К моменту написания письма Стасову (середина августа) Верещагин уже закончил часть этюдов и сообщил, что хотел бы штук 25 из них отправить почтой в Петербург, потому что в Бомбее из-за высокой влажности они покрываются плесенью. Одновременно он просил Стасова прислать упомянутую им новую статью «Московских ведомостей» о выставке. Теперь, опровергая свой первый, критический отзыв, газета в одном из майских номеров утверждала, что Верещагин — художник преимущественно русский, «своим русским инстинктом» чувствует правду и умеет выражать ее. И потому, мол, его картины вызывают у зрителей те же эмоции, что и чтение «Казаков» или «Войны и мира» Льва Толстого. Сравнение, что и говорить, лестное, и реверс в оценке работ Верещагина, осуществленный «Московскими ведомостями», был поистине необыкновенным.
Знакомясь с жизнью индийского города, Верещагин, как ранее на Кавказе, ищет нечто уникальное. В Бомбее его заинтересовали погребальные обряды огнепоклонников (парсов, парсисов или парсистов, как называли сторонников таких обычаев — выходцев из Персии). Сожжение трупов, позже писал Верещагин, в Индии можно встретить в разных местах. В Бомбее же территория, где сжигали на кострах тела умерших, соседствовала с местами общественного гулянья.

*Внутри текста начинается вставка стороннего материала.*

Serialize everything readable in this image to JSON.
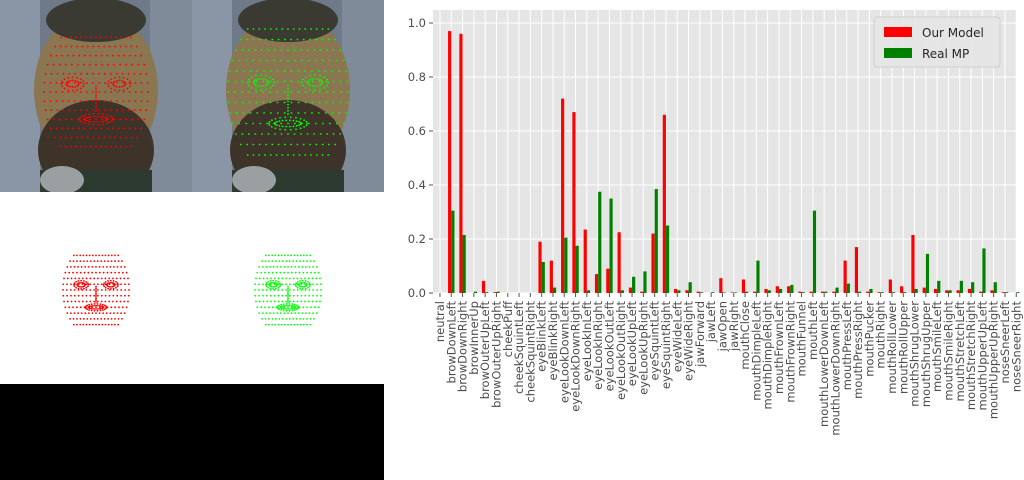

Для ищущих вечного блаженства особое значение имел выбор для последней церемонии ароматических пород древесины, и сандаловое дерево признавалось среди благородных людей наиболее подходящим для этой цели. Некоторые погребальные церемонии отличались особой изощренностью, и с помощью новых знакомых художнику удалось кое-что увидеть своими глазами. Вероятно, помог один из огнепоклонников, заказавший художнику свой портрет, — «богатый и влиятельный член парсистской общины», как характеризовал его Верещагин.
Русского путешественника допустили в святая святых — обнесенную оградой «Башню молчания», куда посторонним вход обычно категорически запрещался. Позже Верещагин описал зрелище, свидетелем которого он стал. Едва участники траурной процессии, все в белом, показались вблизи, как «множество хищных птиц, живущих в этих местах, усеяли верх башни в ожидании трупа; они смотрели на приближавшихся, жадно расправляя клювы, подергивая крыльями, видимо, нервно приготовляясь к пиру…». «Перед самой башней все провожавшие остановились, и внутрь вошли лишь носильщики с телом. Как только закрылась за ними дверь, птицы, между которыми много беркутов и гигантских голошеих грифов-стервятников, как по команде, спустились в середину башни… Когда я уходил, все птицы были уже опять на гребне башни, чистились, обдергивались и поглядывали на дорогу в ожидании следующего блюда»[105].
Между тем, пока Верещагин знакомился с некоторыми странными для европейцев местными обычаями, его письмо с отказом от звания профессора, опубликованное в «Голосе», вызвало в Петербурге неслыханный скандал. Академия художеств посчитала себя оскорбленной в лучших намерениях: еще сравнительно молодому художнику была оказана в виде исключения неслыханная честь — и что же в ответ? Гордый отказ, черная неблагодарность! Само собой, этот инцидент вновь стал горячей темой как петербургских, так и московских газет. Тем более что приобретенная Третьяковым коллекция картин и этюдов Верещагина была с 15 сентября выставлена для показа в Москве. Особую ярость вызвала публичность отказа их автора от звания профессора — через газету. Защитники устоев сочли подобные действия оскорблением одного из высших императорских институтов и, стало быть, неуважением власти. Но на стороне Верещагина были передовые художники, такие как Иван Николаевич Крамской. Он поделился с Третьяковым своими размышлениями по поводу публичного заявления коллеги: «Что, в сущности, сделал Верещагин, отказываясь от профессора? Только то, что мы все знаем, думаем и даже, может быть, желаем, но у нас не хватает смелости, характера, а иногда и честности поступать так же, а между тем всякий, имеющий крест, отличие, кокарду или иное вещественное доказательство своих, часто мнимых, заслуг, чувствует себя уничтоженным и обвиненным. Как же ему мочь отдать справедливость, ведь это значит осудить себя, публично признаться, что вся жизнь его есть одна сплошная ложь»[106].
106
Переписка И. Н. Крамского: В 2 т. Т. 1. И. Н. Крамской и П. М. Третьяков. М., 1953. С. 101.